Sanders v. State, 97 So.3d 1259, 1262 (¶ 13) (Miss.Ct.App.2012) (quoting Lindsey, 939 So.2d at 748 (¶ 18)).

¶ 9. Here, Chapman’s appellate counsel complied with the Lindsey requirements. He filed a brief in which he indicated that he had “diligently searched the procedural and factual history of this criminal action and scoured the record searching for any arguable issues which could be presented to the Court on ... Chapman’s behalf in good faith for appellate review, and upon conclusion, ha[d] found none.” Chapman’s attorney specifically stated that, in the search for arguable issues, he examined: (a) the reason for Chapman’s arrest and the circumstances surrounding Chapman’s *690arrest, (b) any possible violation of Chapman’s right to counsel, (c) the entire trial transcript, (d) all of the circuit court’s rulings, (e) possible prosecutorial misconduct, (f) all jury instructions, (g) all exhibits, whether admitted into evidence or not, (h) possible misapplication of the law in sentencing, (i) the indictment and all the pleadings in the record, (j) any possible ineffective-assistance-of-counsel issues, (k) issues relating to jury instruction, including inappropriate voir dire, misconduct of or affecting the jury, jury composition, and the number of peremptory challenges pursuant to Rule 10.01 of the Uniform Rules of Circuit and County Court, (l) any speedy trial issues in light of the Mississippi Supreme Court’s recent decisions, and (m) sentencing issues, particularly relating to amended indictments charging the defendant as a habitual offender and the proportionality of the defendant’s sentence.

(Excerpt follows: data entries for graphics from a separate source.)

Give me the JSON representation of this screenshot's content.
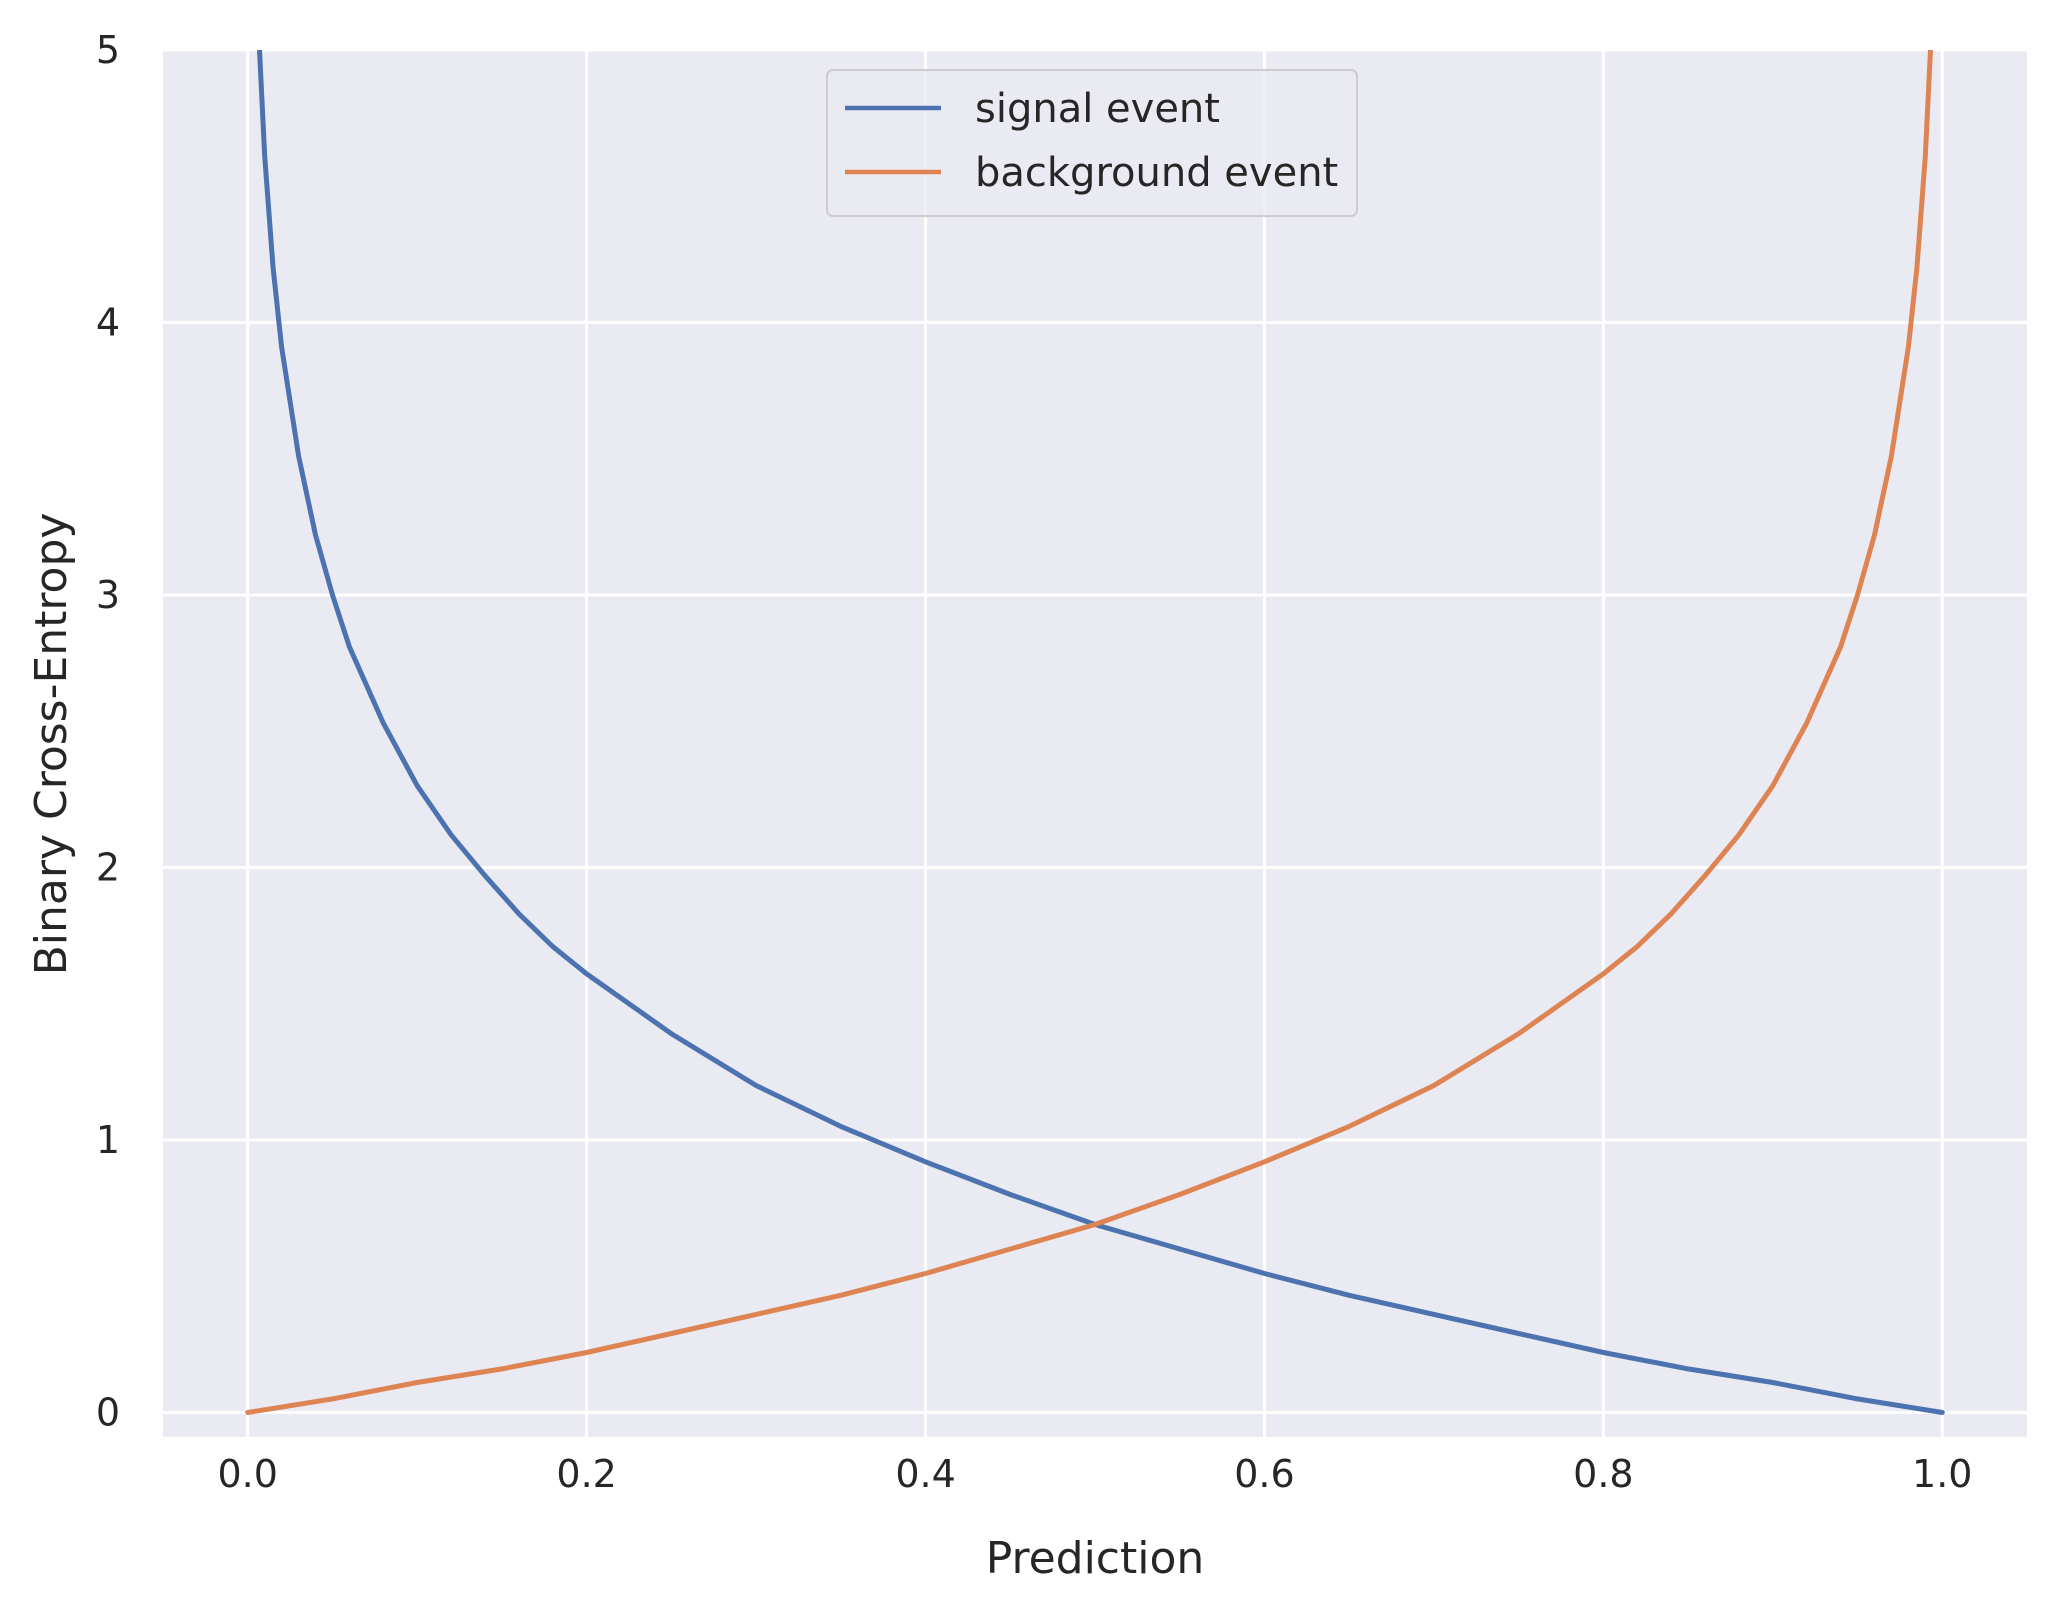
{
  "chart_data": {
    "type": "line",
    "xlabel": "Prediction",
    "ylabel": "Binary Cross-Entropy",
    "xlim": [
      -0.05,
      1.05
    ],
    "ylim": [
      -0.09,
      5
    ],
    "x_ticks": [
      0.0,
      0.2,
      0.4,
      0.6,
      0.8,
      1.0
    ],
    "x_tick_labels": [
      "0.0",
      "0.2",
      "0.4",
      "0.6",
      "0.8",
      "1.0"
    ],
    "y_ticks": [
      0,
      1,
      2,
      3,
      4,
      5
    ],
    "y_tick_labels": [
      "0",
      "1",
      "2",
      "3",
      "4",
      "5"
    ],
    "grid": true,
    "legend_position": "upper center",
    "background_color": "#eaeaf2",
    "grid_color": "#ffffff",
    "series": [
      {
        "name": "signal event",
        "color": "#4c72b0",
        "x": [
          0.006,
          0.01,
          0.015,
          0.02,
          0.03,
          0.04,
          0.05,
          0.06,
          0.08,
          0.1,
          0.12,
          0.14,
          0.16,
          0.18,
          0.2,
          0.25,
          0.3,
          0.35,
          0.4,
          0.45,
          0.5,
          0.55,
          0.6,
          0.65,
          0.7,
          0.75,
          0.8,
          0.85,
          0.9,
          0.95,
          1.0
        ],
        "y": [
          5.12,
          4.61,
          4.2,
          3.91,
          3.51,
          3.22,
          3.0,
          2.81,
          2.53,
          2.3,
          2.12,
          1.97,
          1.83,
          1.71,
          1.61,
          1.39,
          1.2,
          1.05,
          0.92,
          0.8,
          0.69,
          0.6,
          0.51,
          0.43,
          0.36,
          0.29,
          0.22,
          0.16,
          0.11,
          0.05,
          0.0
        ]
      },
      {
        "name": "background event",
        "color": "#dd8452",
        "x": [
          0.0,
          0.05,
          0.1,
          0.15,
          0.2,
          0.25,
          0.3,
          0.35,
          0.4,
          0.45,
          0.5,
          0.55,
          0.6,
          0.65,
          0.7,
          0.75,
          0.8,
          0.82,
          0.84,
          0.86,
          0.88,
          0.9,
          0.92,
          0.94,
          0.95,
          0.96,
          0.97,
          0.98,
          0.985,
          0.99,
          0.994
        ],
        "y": [
          0.0,
          0.05,
          0.11,
          0.16,
          0.22,
          0.29,
          0.36,
          0.43,
          0.51,
          0.6,
          0.69,
          0.8,
          0.92,
          1.05,
          1.2,
          1.39,
          1.61,
          1.71,
          1.83,
          1.97,
          2.12,
          2.3,
          2.53,
          2.81,
          3.0,
          3.22,
          3.51,
          3.91,
          4.2,
          4.61,
          5.12
        ]
      }
    ]
  }
}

Chapman’s attorney also stated that he had informed Chapman that he found no arguable issues for appeal and advised Chapman that he had a right to file a pro se brief. As of this date, this Court has not received a pro se brief from Chapman.

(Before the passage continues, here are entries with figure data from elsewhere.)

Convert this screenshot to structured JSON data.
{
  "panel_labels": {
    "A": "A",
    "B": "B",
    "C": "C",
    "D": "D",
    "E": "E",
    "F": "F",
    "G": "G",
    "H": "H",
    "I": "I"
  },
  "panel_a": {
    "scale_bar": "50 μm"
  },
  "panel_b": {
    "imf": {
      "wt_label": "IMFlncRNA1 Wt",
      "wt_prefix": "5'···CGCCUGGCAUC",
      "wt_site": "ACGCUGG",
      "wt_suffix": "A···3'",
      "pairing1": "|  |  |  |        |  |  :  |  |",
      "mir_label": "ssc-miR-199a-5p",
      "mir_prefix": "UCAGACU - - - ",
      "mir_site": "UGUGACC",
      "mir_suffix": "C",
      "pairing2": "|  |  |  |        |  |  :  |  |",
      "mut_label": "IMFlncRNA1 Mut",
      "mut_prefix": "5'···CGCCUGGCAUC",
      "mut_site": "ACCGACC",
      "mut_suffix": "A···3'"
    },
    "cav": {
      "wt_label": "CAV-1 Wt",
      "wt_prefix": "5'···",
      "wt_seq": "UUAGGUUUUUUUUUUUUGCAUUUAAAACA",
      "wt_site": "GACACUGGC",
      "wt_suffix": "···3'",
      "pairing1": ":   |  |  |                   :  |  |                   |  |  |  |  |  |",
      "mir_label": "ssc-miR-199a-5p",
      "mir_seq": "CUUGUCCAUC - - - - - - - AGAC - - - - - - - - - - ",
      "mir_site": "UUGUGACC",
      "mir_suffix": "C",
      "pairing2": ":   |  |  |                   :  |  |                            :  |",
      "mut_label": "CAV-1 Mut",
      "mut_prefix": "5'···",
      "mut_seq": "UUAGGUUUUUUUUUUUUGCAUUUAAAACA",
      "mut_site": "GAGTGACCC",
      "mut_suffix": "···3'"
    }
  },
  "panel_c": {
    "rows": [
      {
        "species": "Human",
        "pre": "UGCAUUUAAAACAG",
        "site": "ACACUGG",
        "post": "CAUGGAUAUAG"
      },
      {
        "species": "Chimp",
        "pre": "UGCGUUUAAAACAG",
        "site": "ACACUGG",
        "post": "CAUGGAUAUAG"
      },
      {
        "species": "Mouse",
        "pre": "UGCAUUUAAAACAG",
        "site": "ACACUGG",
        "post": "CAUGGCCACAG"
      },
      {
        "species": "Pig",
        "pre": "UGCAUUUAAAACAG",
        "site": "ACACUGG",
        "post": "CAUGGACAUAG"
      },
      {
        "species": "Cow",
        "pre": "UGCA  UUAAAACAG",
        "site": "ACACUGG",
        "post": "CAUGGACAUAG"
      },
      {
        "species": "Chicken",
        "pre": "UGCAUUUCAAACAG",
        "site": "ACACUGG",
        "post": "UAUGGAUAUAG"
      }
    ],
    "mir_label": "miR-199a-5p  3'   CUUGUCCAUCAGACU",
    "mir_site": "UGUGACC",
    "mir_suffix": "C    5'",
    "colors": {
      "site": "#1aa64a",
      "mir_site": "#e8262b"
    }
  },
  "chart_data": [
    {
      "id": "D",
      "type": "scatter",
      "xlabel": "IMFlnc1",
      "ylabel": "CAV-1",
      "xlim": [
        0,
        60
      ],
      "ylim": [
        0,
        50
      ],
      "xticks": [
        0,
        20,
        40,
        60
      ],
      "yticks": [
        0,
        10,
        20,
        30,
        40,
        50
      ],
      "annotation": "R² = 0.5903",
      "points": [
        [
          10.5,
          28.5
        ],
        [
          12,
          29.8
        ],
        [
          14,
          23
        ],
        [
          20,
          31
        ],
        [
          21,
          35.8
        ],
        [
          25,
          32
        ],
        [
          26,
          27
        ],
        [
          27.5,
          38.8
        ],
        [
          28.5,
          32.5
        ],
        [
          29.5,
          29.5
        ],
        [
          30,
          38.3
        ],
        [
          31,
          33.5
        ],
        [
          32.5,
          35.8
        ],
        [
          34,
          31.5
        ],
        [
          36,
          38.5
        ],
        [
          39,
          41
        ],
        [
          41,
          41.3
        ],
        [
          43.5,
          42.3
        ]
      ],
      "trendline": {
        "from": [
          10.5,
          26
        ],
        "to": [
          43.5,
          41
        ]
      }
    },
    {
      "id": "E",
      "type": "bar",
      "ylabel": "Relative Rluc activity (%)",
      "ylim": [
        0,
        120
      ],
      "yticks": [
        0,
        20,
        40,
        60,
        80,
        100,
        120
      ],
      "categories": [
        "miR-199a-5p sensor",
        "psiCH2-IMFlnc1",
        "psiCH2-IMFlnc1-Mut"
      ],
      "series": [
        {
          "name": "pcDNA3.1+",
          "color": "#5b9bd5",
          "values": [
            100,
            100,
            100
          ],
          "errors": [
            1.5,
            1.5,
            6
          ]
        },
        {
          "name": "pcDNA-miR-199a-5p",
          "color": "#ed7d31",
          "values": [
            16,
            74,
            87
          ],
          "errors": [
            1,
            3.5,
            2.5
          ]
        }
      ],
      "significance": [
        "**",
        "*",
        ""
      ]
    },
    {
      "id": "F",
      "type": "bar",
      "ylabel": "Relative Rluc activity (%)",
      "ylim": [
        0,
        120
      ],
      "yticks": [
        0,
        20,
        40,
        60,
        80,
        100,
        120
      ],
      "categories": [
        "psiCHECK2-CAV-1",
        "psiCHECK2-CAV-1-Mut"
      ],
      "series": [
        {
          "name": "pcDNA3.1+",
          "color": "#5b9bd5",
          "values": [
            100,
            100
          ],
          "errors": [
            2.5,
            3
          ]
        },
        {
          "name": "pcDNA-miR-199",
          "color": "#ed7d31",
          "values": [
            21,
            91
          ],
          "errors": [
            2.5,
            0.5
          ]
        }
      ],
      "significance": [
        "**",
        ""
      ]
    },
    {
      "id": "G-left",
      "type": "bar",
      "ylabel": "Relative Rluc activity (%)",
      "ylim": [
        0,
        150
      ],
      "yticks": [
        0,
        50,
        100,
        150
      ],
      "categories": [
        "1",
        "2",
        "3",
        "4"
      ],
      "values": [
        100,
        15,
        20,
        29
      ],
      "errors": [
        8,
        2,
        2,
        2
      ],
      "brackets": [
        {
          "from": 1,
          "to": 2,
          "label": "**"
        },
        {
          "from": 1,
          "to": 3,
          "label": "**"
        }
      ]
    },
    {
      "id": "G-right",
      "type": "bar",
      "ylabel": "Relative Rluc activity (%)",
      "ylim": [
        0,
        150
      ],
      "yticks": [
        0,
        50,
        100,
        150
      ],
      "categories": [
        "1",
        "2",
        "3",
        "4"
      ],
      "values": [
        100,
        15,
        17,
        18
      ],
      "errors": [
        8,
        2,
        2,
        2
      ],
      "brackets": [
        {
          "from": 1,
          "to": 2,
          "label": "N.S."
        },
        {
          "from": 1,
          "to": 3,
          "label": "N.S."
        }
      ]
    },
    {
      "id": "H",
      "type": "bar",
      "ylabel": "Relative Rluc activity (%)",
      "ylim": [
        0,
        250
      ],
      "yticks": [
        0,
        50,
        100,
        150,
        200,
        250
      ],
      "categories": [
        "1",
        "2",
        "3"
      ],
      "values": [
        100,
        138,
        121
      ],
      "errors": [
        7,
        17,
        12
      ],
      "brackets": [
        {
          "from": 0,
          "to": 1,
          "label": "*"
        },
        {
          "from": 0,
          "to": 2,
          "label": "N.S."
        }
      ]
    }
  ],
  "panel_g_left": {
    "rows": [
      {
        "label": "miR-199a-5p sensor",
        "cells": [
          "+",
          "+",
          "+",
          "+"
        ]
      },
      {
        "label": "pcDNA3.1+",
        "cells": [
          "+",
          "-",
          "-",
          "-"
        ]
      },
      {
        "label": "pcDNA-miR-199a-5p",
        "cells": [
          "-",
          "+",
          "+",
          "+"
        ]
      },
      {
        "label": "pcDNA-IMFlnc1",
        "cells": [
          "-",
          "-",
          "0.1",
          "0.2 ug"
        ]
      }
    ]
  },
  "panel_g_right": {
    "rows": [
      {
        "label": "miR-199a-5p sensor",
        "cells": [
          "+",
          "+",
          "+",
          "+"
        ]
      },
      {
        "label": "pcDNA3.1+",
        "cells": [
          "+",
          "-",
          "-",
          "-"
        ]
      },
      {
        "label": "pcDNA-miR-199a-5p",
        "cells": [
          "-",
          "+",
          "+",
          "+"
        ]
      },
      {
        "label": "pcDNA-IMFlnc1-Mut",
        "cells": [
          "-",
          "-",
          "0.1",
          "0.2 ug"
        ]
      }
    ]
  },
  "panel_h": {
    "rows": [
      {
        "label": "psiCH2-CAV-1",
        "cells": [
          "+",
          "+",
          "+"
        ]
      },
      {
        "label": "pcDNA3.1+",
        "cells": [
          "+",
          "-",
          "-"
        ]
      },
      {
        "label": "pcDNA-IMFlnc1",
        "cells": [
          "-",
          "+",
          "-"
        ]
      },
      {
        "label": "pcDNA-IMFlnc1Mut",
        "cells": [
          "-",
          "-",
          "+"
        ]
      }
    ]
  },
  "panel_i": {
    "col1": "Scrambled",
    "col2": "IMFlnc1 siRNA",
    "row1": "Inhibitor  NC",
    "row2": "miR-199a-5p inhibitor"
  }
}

¶ 10. After our own review of the record, we find no arguable issues that would require supplemental briefing. Also, we find no error that would warrant reversal. Accordingly, we affirm the circuit court’s judgment.

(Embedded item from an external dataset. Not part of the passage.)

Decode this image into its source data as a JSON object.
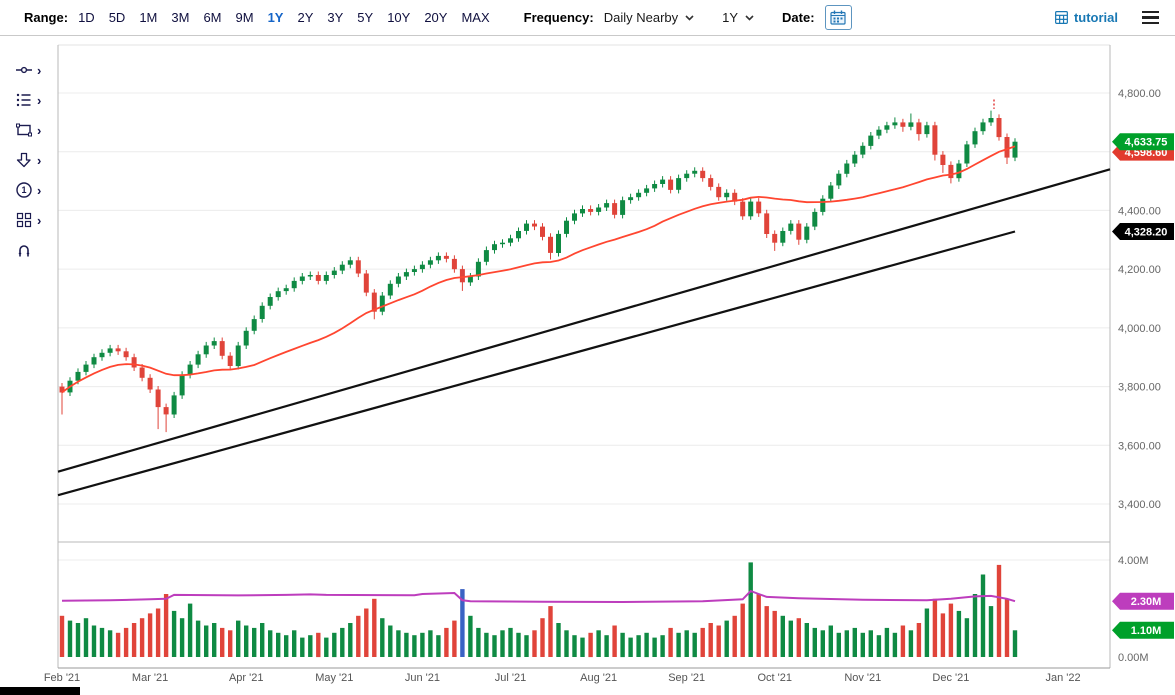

¶ 11. THE JUDGMENT OF THE DE-SOTO COUNTY CIRCUIT COURT OF CONVICTION OF COUNT I, CONSPIRACY TO COMMIT ARMED ROBBERY, AND SENTENCE AS A HABITUAL OFFENDER OF LIFE; AND COUNT II, ARMED ROBBERY, AND SENTENCE AS A HABITUAL OFFENDER OF LIFE, WITH THE SENTENCE IN COUNT II TO RUN CONCURRENTLY WITH THE SENTENCE IN COUNT I, ALL IN THE CUSTODY OF THE MISSISSIPPI DEPARTMENT OF CORRECTIONS WITHOUT ELIGIBILITY FOR PAROLE OR PROBATION, IS AFFIRMED. ALL COSTS OF THIS APPEAL ARE ASSESSED TO DESOTO COUNTY.

LEE, C.J., GRIFFIS, P.J., BARNES, ISHEE, ROBERTS, CARLTON, MAXWELL, FAIR AND JAMES, JJ„ CONCUR.

. Joshua pleaded guilty to conspiracy to commit armed robbery. He received a "time-served sentence” and probation.

. Miranda v. Arizona, 384 U.S. 436, 86 S.Ct. 1602, 16 L.Ed.2d 694 (1966).